Etisalat and du yesterday promised to reinstate Apple's popular iMessage service, after a suspension led to complaints from customers.
iMessage will be on-message, telecoms operators promise
Local telecommunications operators yesterday promised to reinstate Apple's popular iMessage service, after a suspension led to dozens of complaints from UAE customers.
The service, which is similar to BlackBerry Messenger, poses a threat to operators' revenues because it offers SMS-style messaging at no cost.
Etisalat said it disabled the SMS tool because of an "investigation" by the Telecommunications Regulatory Authority (TRA).
Rival operator du said that it also suspended the service, which works on Apple devices such as the iPhone and iPad.
The ban on iMessage, which was imposed without warning, was first reported late on Saturday.
However, both UAE operators last night pledged to reinstate the service. "The iMessenger service issues will be addressed shortly and service will be resumed," said a spokesman for Etisalat.
Neither operator elaborated on the reason behind the suspension.
Etisalat had earlier claimed that iMessage, along with Apple's video-calling service FaceTime, was not permitted in the UAE.
"Dear customers, please note that FaceTime has been disabled by Apple, as for iMessage, it is currently under investigation with the TRA," Etisalat wrote in a message on the social networking site Twitter.
"iMessage and FaceTime are not enabled due to local regulations, shall there be any changes we will announce it," it said in another.

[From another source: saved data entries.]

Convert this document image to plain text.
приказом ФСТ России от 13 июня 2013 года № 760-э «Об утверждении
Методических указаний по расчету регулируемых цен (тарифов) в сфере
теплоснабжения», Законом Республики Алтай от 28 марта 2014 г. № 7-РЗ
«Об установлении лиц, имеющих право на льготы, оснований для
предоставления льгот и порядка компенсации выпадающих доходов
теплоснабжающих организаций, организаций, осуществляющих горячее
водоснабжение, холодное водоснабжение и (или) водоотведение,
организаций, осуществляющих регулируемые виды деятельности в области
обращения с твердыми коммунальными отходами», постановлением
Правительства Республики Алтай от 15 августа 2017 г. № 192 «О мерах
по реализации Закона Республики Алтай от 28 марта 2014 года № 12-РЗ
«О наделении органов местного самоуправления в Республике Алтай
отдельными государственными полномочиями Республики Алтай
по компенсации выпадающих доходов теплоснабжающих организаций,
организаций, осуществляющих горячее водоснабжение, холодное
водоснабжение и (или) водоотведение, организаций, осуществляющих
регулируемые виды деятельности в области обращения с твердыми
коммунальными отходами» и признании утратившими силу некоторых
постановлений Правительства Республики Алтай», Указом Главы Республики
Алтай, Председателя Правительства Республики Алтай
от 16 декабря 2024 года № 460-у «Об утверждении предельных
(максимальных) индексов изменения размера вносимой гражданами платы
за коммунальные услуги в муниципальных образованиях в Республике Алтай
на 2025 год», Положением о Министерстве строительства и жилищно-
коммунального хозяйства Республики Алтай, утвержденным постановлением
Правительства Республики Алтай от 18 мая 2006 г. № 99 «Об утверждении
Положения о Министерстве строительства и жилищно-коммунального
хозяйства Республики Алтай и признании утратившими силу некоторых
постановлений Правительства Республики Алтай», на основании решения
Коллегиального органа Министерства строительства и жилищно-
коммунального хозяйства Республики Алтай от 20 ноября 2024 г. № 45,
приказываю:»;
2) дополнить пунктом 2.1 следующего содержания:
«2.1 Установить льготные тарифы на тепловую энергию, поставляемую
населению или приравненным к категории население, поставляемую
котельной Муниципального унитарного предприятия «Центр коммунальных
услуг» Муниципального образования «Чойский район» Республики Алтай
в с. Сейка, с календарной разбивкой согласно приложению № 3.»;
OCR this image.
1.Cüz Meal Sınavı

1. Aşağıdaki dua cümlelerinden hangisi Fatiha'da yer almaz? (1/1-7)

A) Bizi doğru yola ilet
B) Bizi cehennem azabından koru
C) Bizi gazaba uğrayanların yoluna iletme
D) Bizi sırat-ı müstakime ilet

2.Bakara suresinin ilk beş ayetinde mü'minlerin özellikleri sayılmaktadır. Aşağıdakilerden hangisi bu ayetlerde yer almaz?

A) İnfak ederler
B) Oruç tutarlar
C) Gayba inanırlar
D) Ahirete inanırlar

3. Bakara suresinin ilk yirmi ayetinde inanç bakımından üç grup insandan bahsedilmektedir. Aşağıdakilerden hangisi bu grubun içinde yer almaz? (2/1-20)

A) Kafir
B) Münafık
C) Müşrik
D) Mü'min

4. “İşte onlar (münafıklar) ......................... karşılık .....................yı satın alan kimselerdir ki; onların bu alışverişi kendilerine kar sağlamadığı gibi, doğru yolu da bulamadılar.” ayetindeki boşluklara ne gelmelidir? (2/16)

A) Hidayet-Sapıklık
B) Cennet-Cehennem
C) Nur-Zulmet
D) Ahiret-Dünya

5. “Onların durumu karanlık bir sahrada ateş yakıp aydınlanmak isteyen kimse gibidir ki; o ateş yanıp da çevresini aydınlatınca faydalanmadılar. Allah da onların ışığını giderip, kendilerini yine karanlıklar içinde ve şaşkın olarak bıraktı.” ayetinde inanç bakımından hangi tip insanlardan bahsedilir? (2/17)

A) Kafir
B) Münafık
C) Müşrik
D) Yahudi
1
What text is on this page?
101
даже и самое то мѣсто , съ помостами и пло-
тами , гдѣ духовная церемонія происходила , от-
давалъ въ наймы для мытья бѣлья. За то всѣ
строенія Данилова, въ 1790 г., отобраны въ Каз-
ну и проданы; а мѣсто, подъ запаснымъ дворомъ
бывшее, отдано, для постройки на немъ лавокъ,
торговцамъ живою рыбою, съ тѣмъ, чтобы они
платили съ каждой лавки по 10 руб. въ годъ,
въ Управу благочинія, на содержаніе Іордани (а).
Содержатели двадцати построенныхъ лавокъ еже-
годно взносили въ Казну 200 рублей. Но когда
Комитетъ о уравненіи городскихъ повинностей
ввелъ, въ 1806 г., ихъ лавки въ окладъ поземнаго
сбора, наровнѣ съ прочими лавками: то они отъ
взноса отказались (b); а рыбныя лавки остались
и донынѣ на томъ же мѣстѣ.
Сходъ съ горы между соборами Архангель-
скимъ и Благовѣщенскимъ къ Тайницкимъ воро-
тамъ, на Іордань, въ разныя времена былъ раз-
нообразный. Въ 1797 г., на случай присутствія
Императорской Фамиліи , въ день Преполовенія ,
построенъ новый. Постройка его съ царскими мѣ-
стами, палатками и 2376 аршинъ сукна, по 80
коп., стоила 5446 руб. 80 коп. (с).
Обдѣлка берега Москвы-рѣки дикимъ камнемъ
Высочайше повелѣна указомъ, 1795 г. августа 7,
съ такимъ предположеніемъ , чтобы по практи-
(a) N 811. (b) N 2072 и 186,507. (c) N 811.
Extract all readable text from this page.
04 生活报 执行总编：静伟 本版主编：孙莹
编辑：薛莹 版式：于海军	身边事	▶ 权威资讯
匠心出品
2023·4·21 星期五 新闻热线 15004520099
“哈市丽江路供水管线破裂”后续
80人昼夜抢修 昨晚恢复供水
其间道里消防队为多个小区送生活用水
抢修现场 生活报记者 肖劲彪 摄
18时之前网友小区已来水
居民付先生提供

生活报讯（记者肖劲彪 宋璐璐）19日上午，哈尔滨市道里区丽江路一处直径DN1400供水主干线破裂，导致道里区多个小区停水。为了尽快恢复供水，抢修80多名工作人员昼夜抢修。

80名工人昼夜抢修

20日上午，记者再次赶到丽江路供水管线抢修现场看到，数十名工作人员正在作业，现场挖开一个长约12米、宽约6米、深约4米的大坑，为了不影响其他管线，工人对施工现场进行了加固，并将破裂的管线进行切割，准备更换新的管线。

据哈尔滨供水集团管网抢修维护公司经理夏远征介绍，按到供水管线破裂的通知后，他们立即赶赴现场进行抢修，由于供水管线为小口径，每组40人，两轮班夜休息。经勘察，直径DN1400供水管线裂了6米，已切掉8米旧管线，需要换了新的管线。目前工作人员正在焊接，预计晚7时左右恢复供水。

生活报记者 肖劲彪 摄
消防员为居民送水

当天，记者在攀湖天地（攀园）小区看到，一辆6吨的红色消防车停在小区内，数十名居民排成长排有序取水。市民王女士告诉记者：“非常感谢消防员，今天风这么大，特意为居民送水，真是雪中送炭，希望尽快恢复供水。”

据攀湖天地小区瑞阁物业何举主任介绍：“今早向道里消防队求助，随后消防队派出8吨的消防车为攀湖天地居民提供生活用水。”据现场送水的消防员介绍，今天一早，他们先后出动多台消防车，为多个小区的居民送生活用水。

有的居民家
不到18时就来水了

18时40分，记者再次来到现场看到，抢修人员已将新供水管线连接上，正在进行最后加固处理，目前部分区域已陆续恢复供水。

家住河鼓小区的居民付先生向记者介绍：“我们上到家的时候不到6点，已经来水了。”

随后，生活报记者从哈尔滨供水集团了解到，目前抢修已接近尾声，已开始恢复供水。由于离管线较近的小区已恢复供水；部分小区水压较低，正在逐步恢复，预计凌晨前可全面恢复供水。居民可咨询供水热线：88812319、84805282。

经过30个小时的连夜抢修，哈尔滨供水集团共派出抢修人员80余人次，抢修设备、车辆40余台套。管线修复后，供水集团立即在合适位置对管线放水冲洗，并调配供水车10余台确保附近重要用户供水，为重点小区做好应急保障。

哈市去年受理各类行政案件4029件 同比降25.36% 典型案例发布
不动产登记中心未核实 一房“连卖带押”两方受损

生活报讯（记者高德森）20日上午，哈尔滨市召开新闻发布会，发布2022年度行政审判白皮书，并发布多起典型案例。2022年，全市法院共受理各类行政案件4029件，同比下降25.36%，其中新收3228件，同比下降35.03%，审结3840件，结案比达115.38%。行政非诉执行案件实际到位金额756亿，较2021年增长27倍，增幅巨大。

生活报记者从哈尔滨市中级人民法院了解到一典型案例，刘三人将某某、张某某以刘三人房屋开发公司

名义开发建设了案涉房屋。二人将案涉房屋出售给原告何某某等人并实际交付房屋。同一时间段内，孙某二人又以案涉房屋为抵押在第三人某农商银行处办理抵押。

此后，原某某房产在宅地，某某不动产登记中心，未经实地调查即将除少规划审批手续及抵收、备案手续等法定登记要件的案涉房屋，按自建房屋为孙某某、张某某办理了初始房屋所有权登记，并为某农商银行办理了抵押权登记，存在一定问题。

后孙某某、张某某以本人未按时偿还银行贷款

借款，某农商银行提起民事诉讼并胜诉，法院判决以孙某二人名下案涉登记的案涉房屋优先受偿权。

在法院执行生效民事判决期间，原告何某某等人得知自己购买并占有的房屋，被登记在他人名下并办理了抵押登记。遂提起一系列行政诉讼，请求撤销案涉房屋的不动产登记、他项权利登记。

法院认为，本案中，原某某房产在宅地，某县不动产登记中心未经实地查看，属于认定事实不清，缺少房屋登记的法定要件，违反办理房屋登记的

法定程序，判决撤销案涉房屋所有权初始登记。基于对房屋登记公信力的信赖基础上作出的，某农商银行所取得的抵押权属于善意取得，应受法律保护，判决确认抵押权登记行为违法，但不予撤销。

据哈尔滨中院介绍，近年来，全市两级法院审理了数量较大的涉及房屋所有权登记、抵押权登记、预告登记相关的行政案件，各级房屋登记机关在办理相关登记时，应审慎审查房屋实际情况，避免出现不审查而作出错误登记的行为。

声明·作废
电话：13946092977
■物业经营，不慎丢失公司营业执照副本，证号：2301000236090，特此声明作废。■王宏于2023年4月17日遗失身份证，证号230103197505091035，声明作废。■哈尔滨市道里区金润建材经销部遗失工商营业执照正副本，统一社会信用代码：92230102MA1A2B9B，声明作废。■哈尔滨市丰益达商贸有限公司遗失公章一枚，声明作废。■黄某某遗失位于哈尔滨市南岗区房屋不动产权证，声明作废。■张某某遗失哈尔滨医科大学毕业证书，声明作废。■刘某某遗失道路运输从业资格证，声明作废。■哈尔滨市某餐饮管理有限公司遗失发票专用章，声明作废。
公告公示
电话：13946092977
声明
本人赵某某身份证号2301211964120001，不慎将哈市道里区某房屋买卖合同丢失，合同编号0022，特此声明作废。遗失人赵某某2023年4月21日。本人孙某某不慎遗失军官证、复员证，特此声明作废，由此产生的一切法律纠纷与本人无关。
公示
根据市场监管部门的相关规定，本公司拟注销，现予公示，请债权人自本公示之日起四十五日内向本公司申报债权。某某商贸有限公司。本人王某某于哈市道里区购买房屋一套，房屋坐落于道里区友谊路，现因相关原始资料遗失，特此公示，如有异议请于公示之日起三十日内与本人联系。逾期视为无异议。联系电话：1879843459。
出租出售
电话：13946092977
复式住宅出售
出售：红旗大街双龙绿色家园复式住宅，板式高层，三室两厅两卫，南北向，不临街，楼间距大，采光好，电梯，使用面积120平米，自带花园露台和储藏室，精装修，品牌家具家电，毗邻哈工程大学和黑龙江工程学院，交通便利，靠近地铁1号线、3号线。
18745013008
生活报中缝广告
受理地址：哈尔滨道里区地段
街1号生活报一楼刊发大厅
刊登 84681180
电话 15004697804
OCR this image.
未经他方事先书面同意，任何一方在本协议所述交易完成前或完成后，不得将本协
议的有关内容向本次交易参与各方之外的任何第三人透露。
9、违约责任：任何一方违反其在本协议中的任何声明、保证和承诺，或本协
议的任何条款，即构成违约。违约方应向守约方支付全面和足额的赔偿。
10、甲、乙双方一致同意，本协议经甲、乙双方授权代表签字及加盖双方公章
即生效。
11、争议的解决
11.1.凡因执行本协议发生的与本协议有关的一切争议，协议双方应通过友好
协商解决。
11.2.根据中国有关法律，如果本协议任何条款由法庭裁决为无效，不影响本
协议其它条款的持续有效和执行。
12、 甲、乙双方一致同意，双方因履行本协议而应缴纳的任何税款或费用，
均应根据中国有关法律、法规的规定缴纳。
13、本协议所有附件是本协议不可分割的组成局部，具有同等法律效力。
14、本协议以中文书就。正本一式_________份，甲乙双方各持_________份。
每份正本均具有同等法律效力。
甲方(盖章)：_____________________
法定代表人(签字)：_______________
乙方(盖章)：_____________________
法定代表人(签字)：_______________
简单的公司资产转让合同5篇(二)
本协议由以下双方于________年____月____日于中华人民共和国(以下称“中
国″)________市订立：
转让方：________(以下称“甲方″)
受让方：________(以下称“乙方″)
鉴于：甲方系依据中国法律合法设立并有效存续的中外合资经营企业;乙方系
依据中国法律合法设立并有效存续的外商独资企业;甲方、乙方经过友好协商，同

However, the TRA denied that there would be a full block on the service.
Mohamed Al Ghanim, the director general of the TRA, told The Nationalthere was "no intention to block iMessage".
Many iPhone and iPad users yesterday complained about the ban. Some said they were also unable to receive "push" notifications from other applications such as Facebook. Along with allowing Apple users to send free SMS-style messages to each other, iMessage enables them to share files.
Last year BlackBerry Messenger was threatened with a ban in the UAE because of national security concerns. It was eventually averted following last-minute talks between the handset manufacturer and UAE authorities.